The court observed that the government raised crores of rupees as revenue, and as the government was the guardian of state finances it was its duty to use the revenue for the benefit of all concerned.

The government spent considerable funds on advertisements, and “it should not use the power over such large funds … to muzzle the press or as a weapon to punish newspapers which criticise its policies and actions.

“It has to use the funds in a reasonable manner consistently with the object of the advertisement viz. to educate and inform the public about the activities of the government.” The offending guidelines were quashed.

In 1954, the first press commission opined that “the liberty and freedom to place advertisements wherever he likes, which a private advertiser enjoys, cannot be conceded to the government which is a trustee of public funds and, therefore, bound to utilise them, without discrimination, to the best advantage of the public”.

It added “any other method of placing advertisements is likely to carry with it two defects. It would be an unfair use of public funds. It would also render the government open to the charge that the power of placing advertisements is being exercised against papers whose editorial policy is against the government for the time being; or as a patronage to those papers which support it.”

This was the case “even if, in respect of the government’s responsibility for the use of public funds, the legislature … takes no objection to such expenditure, the danger involved in the latter is so overwhelming that, from the point of view of maintaining independent journalism, we consider that advertisements should be issued by the government only in conformity with the principles enunciated….”

The legislature, in which the government commands a majority, is no check on abuse of power.

The Press Cou­ncil of India has built up case law on improper grant of ads by the state. One notable case laid down the rules comprehensively. It concerned The Tribune published from Chandigarh. It emphasised that, first, in the matter of distributing ads, a government’s discretion was not absolute.
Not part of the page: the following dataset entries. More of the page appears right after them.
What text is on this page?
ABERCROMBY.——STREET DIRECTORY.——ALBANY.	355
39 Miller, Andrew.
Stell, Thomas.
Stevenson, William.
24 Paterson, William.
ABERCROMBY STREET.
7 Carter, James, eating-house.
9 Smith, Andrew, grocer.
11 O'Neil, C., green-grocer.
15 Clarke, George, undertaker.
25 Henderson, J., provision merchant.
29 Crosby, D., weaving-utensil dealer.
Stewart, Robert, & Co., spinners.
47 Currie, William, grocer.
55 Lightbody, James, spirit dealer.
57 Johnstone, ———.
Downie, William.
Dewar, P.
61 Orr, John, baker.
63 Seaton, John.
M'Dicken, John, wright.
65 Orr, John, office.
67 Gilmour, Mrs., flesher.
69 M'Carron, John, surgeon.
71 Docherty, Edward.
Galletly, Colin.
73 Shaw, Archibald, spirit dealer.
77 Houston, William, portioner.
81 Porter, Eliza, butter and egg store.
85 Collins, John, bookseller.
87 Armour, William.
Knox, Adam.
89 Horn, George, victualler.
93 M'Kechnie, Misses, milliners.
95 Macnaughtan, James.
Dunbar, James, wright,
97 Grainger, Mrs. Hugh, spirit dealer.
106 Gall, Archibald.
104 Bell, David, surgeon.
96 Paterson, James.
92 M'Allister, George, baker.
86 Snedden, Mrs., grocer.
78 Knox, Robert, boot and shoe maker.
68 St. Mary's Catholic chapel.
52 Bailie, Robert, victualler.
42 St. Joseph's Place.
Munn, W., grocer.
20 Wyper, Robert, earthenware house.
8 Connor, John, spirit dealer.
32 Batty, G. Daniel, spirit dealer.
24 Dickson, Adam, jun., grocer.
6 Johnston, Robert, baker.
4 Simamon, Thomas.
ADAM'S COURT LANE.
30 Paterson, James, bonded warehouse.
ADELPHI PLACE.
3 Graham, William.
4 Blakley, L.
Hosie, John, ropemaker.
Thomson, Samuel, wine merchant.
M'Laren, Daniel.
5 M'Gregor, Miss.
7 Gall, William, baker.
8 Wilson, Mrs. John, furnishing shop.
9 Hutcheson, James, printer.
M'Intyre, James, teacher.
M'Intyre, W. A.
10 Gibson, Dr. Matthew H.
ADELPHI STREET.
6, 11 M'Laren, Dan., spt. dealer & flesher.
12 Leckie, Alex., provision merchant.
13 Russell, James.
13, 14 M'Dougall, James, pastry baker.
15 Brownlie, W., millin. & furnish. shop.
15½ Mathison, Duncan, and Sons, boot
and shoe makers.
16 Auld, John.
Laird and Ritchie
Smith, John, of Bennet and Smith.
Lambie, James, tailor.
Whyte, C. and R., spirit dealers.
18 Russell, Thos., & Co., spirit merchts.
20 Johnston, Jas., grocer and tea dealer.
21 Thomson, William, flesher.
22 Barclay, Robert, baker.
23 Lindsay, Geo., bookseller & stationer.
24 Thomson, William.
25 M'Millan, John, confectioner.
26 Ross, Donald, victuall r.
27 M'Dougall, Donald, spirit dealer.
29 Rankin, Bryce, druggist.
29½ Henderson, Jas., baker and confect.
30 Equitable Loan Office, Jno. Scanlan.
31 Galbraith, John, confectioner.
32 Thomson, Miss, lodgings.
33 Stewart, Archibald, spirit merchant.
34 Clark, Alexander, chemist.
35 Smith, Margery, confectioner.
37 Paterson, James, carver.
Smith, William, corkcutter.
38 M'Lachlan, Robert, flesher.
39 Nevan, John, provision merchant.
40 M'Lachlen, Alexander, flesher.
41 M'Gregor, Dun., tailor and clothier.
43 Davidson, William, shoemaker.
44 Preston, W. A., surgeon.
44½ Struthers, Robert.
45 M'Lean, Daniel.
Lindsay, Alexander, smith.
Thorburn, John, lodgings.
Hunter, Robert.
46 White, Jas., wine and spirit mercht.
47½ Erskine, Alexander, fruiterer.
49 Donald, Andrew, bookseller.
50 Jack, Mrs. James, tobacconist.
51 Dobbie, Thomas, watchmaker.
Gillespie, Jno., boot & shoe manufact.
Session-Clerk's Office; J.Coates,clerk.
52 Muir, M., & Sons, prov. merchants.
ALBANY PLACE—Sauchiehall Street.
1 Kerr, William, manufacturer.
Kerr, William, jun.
It was conditional on the ads not being placed or withheld for the object of influencing a particular paper’s editorial policy or as a means of punishment for persisting in an editorial policy not meeting its approval.

Second, the withdrawal of ads, since they attempted to influence editorial policy, constituted an invasion of press freedom. The government is a trustee of public funds and is bound to use them without improper discrimination.

Withholding of ads by the government is a threat to press freedom, if this be for publishing matter not liked by the government, or if it attempts to coerce the editor to toe the line of the government, or by way of unlawful discrimination at the executive level, or by way of punishment for the editorial policy of a paper or criticism of its policies.